To initiate a training run, the complete configuration must be provided. The system will validate the configuration and allocate the necessary resources before starting the training run.

Stop

Training can be halted manually. When halted, the system abruptly stops the training process and the current state of the training run is not preserved. However, the system captures the state at a user-defined frequency. See Snapshot The training run can be resumed at a later time.

note

We are working on a more robust solution for graceful shutdown.

Logs and Events

Logs and events provide operational visibility into training runtimes.
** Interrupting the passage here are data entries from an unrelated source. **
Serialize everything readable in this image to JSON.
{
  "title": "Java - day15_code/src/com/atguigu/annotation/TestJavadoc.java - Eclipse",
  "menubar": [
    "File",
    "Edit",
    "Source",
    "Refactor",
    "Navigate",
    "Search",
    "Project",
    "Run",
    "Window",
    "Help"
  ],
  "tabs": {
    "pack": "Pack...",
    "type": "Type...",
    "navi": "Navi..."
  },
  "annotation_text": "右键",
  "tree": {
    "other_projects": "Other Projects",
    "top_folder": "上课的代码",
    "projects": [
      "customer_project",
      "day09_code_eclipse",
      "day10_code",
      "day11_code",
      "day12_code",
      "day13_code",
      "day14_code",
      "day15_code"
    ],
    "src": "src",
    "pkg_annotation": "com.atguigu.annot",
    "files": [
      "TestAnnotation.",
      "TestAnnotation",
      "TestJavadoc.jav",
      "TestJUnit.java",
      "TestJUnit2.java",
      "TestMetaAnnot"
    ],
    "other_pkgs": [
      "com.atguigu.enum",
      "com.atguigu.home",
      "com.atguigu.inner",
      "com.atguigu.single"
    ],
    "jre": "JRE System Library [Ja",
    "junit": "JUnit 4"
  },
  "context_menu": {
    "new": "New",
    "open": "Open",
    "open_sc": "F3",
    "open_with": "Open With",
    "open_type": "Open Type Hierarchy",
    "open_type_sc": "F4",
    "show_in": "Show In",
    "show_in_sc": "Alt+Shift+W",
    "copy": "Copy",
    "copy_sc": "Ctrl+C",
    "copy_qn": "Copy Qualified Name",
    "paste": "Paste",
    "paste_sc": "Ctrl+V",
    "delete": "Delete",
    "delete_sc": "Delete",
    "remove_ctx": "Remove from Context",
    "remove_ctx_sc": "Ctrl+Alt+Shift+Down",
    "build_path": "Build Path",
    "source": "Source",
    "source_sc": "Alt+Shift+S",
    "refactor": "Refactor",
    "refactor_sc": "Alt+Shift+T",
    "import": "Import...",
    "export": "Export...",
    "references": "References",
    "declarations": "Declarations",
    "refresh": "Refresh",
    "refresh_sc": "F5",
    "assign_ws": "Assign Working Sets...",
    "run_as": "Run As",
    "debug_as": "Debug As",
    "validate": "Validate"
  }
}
They help monitor execution, diagnose failures, and understand how a training behaves over time at both instance and deployment scope.

Logs

Model Runtime provides detailed observability to help diagnose issues and understand runtime behavior. Logs can be accessed at instance levels, individual runtime instances. Logs include fine-tuning progress, errors, and warnings.

LogsSnapshot of Protean AI Platform

Events

Events provide a structured view of significant runtime actions and state transitions. Events are organized into two categories:

  • Instance-level events show lifecycle and execution events for a specific instance
  • Deployment-level events summarize changes affecting the entire runtime

Events include:

  • Scheduling decisions
  • Health and readiness state changes
EventsSnapshot of Protean AI Platform

Progress

The progress of training is displayed in two progress bars and a graph. The progress bars and graph are updated in real-time as training progresses. The progress bar visualizes the extent the training run has progressed, while the graph tracks the training metrics.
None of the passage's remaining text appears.